I'm looking for a concise way of outputting TSV records that can be accurately read and unescaped with a POSIX shell (IFS='' read -r printf %b).
The minimalistic escaping rules are:
\\for backslash\nfor newline\tfor tab\rfor carriage return
But they can be extended to the full supported set of printf if there exists an easy way of doing it with ruby.
The code so far:
record = [ "\\", "\t", "\n", "\r", "\"" ]
rules = {
"\\" => "\\\\",
"\t" => "\\t",
"\r" => "\\r",
"\n" => "\\n"
};
regex = /#{ rules.keys.map{|c| Regexp.escape(c)}.join(?|) }/;
puts record.map { |field| field.gsub(regex) {|c| rules[c]} }.join("\t")
Output:
\\ \t \n \r "
The main problem is that the code is meant for one-liners, thus, if possible, I would like to reduce it greatly. Any idea?
CodePudding user response:
In Ruby, every program can always be written as a one-liner, since line breaks are optional: every function that a line break can have (expression separator, introducing a syntactic block, etc.) can also be performed by a symbol (e.g. ; as expression separator) or keyword (e.g. then for introducing the consequence block of a conditional expression or case expression or do to introduce the body of a while or for loop, etc.)
For example, your code can be written as a one-liner like this:
record = [ "\\", "\t", "\n", "\r", "\"" ]; rules = { "\\" => "\\\\", "\t" => "\\t", "\r" => "\\r", "\n" => "\\n" }; regex = /#{ rules.keys.map{|c| Regexp.escape(c)}.join(?|) }/; puts record.map { |field| field.gsub(regex) {|c| rules[c]} }.join("\t")

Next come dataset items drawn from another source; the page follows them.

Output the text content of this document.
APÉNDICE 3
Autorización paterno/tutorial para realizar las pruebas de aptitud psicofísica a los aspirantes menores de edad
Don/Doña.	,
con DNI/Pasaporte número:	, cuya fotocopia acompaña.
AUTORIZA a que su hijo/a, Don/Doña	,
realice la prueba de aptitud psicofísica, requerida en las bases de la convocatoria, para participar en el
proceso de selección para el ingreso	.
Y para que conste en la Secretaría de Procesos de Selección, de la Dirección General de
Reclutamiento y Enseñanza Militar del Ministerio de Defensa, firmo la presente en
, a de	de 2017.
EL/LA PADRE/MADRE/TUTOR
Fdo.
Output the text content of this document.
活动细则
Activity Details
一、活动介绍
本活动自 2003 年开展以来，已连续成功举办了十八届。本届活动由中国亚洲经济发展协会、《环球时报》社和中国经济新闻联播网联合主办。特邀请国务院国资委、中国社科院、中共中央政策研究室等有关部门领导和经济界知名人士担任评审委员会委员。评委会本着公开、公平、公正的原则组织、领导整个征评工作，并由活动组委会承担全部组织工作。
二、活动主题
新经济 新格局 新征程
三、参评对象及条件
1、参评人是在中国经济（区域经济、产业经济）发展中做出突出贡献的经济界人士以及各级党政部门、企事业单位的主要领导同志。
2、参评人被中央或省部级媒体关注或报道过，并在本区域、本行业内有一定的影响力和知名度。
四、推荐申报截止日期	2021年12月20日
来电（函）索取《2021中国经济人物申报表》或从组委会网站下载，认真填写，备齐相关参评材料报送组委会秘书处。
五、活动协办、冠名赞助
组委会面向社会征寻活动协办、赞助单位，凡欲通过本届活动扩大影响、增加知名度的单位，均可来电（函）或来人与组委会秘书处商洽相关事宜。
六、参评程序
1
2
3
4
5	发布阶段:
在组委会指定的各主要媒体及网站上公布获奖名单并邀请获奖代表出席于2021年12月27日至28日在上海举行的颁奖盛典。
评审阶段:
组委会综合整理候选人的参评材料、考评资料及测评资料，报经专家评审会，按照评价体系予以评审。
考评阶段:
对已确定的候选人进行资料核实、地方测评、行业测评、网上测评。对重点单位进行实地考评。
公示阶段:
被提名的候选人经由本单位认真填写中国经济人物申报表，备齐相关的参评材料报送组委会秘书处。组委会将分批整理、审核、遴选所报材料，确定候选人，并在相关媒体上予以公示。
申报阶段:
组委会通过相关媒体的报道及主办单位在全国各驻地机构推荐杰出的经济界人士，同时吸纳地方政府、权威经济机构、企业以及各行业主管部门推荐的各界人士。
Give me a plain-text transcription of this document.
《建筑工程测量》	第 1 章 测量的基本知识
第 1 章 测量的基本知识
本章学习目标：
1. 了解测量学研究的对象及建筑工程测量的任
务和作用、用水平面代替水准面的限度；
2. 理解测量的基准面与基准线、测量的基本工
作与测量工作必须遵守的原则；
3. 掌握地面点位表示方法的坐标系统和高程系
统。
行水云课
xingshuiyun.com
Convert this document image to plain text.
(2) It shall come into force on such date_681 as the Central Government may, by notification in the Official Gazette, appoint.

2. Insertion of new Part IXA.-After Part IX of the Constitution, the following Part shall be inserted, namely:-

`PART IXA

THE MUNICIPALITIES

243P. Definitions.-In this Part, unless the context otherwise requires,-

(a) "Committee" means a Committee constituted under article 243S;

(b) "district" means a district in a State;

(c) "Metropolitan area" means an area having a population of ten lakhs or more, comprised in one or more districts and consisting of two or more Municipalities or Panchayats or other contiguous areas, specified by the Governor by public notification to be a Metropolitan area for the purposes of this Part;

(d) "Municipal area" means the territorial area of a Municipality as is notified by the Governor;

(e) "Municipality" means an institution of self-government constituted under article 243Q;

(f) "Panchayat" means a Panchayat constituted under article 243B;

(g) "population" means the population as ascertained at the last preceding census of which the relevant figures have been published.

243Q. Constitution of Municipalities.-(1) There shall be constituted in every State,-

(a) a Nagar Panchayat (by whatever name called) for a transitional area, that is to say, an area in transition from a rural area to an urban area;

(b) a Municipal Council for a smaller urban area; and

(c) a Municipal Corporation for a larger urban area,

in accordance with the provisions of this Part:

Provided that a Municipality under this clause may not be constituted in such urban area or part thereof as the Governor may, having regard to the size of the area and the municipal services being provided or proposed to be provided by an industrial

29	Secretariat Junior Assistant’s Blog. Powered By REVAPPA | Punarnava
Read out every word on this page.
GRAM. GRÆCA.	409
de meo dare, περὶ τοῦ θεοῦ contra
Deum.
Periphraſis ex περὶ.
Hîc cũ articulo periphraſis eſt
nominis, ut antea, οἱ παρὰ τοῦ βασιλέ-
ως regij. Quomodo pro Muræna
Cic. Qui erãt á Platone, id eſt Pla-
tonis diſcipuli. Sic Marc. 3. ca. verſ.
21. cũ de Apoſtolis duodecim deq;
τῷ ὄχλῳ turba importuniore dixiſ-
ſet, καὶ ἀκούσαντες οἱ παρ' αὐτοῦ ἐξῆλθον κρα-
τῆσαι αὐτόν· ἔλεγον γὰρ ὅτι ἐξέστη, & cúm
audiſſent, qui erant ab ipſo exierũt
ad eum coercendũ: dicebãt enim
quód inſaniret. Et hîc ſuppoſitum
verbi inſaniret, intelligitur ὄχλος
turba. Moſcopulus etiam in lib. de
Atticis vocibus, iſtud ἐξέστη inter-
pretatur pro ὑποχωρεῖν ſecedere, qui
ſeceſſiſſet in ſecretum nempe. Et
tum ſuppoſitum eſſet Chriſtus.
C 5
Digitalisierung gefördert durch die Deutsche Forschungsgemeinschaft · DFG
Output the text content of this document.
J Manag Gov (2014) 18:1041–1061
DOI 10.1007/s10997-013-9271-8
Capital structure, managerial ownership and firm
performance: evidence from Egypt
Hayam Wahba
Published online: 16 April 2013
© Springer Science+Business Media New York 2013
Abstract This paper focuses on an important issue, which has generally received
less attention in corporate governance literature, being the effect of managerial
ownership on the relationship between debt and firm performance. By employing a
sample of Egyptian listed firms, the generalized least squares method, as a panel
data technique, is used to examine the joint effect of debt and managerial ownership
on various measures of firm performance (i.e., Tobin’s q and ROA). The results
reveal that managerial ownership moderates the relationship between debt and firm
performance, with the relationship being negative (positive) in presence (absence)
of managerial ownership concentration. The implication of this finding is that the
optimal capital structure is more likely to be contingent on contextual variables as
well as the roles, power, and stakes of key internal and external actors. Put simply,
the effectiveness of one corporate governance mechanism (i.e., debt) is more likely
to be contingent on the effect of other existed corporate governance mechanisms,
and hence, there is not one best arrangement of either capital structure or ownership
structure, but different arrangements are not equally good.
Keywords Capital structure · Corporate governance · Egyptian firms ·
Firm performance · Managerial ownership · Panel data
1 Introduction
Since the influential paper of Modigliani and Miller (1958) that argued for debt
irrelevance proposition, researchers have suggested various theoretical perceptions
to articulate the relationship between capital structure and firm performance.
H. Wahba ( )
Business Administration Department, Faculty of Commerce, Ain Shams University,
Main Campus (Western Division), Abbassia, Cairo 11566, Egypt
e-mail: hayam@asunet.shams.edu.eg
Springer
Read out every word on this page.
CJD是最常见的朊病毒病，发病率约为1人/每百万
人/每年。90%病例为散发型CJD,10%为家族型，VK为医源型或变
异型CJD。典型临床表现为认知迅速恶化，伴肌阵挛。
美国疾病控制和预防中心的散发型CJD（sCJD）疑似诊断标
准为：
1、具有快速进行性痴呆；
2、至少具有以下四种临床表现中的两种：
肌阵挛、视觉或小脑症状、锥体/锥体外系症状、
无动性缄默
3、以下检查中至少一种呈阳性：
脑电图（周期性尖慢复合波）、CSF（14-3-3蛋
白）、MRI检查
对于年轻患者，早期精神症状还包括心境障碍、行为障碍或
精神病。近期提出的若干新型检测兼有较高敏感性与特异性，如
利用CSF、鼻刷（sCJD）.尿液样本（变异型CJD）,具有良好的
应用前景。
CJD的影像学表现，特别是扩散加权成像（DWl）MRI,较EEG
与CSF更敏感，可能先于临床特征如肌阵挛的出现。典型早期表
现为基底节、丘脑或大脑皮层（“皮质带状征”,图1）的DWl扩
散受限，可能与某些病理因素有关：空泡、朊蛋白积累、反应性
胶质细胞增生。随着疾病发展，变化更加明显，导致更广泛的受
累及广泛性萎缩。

However, there are some possible improvements we can make to the code.
Use Regexp::union to construct regex:
regex = Regexp.union(rules.keys)
Since you already went through the trouble of constructing a replacement Hash, why not use the form of String#gsub that takes a replacement Hash as an argument:
puts record.map { |field| field.gsub(regex, rules) }.join("\t")
CodePudding user response:
I got one way:
puts record.map{ |s| s.gsub(/\\|\t|\r|\n/) { |c| c.dump[1,2] } }.join("\t")
String#dump seems compatible with the POSIX shell printf for all characters but the " (if you put aside the fact that it encapsulates the string in double-quotes). Here I'm using it for escaping each targeted char independently, but it would be wiser to run it on the whole string instead and then remove the unwanted \".